Le principe fondamental de respect de la vie privée est de nouveau mis de l’avant ici lorsque, comme professionnels, nous cherchons à obtenir des informations de notre client, de ses proches ou d’un tiers. La Loi exige que les informations collectées respectent premièrement le critère de nécessité qui a pour objectif de réduire les atteintes à la vie privée des personnes concernées. Ainsi, obtenir des informations non pertinentes à notre mandat ou consulter des dossiers sans avoir la légitimité de le faire sont des manquements professionnels.

De plus, tous les professionnels doivent respecter les critères de validité du consentement qui peuvent être énumérés comme suit : manifeste, libre, éclairé, donné à des fins spécifiques, valide pour la durée nécessaire à la réalisation du but poursuivi, granulaire (demandé pour chaque fin spécifique), compréhensible et distinct.

Les professionnels doivent également tenir compte du niveau de vulnérabilité et de compréhension des individus, en particulier lorsqu’ils sont confrontés à des situations de crise et de détresse. Ils doivent s’assurer que les personnes concernées sont en mesure de comprendre les informations fournies.

Le consentement éclairé est un principe essentiel de la pratique des criminologues, même en contexte non volontaire, garantissant le respect des droits, de l’autonomie et de la dignité des individus.

Je vous invite à lire l’avis professionnel rédigé par Me Geneviève Roy sur ce sujet : Des actions à prendre pour les criminologues en pratique privée en lien avec la Loi 25.

La posture professionnelle… un pilier de confiance et d’intégrité

En tant que criminologues, nous sommes investis d’une responsabilité dans la quête de justice, de sécurité et de réhabilitation au sein de nos communautés. Notre posture professionnelle, caractérisée par nos attitudes, nos comportements et nos valeurs, revêt une importance capitale dans l’exercice de nos fonctions et dans la manière dont nous sommes perçus par le public et par nos pairs.

Cette posture repose sur des principes d’éthique, d’intégrité, de compétence, de respect et de responsabilité sociale. En adoptant une attitude professionnelle exemplaire, nous contribuons à renforcer la confiance du public dans notre profession.

Éviter tout comportement qui pourrait porter atteinte à l’honneur et à la dignité de la profession, en tout temps et en tout lieu, fait partie des devoirs des professionnels du Québec. Dit autrement, le criminologue doit non seulement être digne de confiance, mais il doit aussi inspirer la confiance.

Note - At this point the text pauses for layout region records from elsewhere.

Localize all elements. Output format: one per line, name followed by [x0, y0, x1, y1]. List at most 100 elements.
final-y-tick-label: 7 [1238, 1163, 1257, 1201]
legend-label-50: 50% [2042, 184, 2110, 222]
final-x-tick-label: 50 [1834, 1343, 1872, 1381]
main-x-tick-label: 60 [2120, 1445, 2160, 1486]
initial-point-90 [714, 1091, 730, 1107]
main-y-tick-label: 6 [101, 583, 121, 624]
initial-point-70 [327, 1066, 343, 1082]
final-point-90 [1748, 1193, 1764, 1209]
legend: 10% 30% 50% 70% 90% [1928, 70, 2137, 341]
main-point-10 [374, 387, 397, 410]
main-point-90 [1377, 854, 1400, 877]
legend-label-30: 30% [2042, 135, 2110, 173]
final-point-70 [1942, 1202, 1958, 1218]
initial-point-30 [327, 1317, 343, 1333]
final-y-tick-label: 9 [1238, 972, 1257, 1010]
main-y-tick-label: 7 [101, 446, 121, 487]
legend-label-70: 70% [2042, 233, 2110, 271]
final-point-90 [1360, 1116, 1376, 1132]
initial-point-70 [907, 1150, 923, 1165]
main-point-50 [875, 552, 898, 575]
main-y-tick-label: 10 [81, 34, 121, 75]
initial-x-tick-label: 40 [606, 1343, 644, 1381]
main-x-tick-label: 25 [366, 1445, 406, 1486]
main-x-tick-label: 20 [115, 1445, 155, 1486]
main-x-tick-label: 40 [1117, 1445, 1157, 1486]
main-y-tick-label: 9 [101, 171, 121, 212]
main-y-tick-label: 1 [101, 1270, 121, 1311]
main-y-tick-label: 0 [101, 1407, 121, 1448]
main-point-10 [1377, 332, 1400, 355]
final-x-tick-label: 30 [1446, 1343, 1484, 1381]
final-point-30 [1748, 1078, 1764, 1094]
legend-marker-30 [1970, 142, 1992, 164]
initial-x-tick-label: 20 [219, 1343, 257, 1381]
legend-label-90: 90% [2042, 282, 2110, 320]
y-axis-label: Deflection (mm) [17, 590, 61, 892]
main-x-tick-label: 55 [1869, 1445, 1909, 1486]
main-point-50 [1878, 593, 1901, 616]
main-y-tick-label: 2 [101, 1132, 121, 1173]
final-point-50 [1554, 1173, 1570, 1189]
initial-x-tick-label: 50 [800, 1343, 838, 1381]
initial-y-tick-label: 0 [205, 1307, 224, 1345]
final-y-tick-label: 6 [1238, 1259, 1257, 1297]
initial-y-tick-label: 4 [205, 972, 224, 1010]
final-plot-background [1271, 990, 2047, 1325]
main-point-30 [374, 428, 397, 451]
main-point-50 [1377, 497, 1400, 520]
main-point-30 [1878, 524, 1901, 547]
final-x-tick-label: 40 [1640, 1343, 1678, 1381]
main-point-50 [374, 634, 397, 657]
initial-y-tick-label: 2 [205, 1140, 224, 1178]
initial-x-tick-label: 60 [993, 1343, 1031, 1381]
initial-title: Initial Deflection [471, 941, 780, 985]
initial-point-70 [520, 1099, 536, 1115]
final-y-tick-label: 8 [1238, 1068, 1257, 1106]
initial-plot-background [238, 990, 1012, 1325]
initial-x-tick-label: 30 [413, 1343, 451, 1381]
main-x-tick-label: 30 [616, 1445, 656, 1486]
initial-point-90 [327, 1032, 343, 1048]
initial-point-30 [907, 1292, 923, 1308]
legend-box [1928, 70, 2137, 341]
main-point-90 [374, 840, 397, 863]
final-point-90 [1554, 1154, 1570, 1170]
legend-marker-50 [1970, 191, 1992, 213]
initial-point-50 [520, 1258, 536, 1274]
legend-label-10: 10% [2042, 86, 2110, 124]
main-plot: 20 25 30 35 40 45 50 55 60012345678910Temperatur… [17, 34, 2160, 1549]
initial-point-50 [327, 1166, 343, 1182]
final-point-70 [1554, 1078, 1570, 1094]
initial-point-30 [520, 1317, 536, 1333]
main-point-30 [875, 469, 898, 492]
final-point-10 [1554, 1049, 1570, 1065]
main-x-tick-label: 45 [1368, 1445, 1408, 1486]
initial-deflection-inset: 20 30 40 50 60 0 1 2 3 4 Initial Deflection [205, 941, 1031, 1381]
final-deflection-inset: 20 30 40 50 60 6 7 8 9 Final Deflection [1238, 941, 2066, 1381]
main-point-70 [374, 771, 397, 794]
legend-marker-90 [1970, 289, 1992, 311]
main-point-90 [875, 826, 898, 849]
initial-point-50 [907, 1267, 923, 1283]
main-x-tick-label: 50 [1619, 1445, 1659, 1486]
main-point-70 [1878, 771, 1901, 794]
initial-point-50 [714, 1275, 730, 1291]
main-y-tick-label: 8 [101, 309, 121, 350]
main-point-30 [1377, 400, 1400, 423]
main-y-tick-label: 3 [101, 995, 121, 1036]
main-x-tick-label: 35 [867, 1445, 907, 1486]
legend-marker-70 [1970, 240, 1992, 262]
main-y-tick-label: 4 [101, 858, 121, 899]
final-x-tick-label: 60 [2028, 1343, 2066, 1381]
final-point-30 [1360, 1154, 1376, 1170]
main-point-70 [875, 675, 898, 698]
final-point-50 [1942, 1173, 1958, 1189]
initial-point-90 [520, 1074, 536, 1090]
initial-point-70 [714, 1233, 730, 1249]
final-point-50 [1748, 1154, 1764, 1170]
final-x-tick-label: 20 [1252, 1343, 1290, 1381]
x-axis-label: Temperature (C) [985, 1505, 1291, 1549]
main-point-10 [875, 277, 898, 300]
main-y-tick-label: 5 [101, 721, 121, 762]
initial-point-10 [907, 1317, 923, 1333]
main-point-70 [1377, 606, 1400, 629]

Je vous invite à lire l’avis professionnel rédigé par Me Geneviève Roy : Obligations déontologiques des criminologues relatives aux publications sur les réseaux sociaux, notamment sur l’application OnlyFans.

En conclusion, sans prétendre répondre à toutes les situations complexes qu’un criminologue peut vivre dans sa pratique, les éléments évoqués dans cet article et dans les avis professionnels de l’OPCQ sont un point d’ancrage pour réfléchir à l’action à prendre dans une situation donnée. En suivant ces principes et ces valeurs, les professionnels contribuent à maintenir une relation de confiance avec le public, leurs pairs et leurs clients.

Sur ce, je vous souhaite une bonne lecture de ce Beccaria et des avis professionnels. L’OPCQ cherche à soutenir ses membres dans l’exercice de leurs fonctions alors n’hésitez pas à nous faire part de vos questionnements, de vos enjeux et de vos bons coups. Ensemble, on est assurément plus fort et plus pertinent.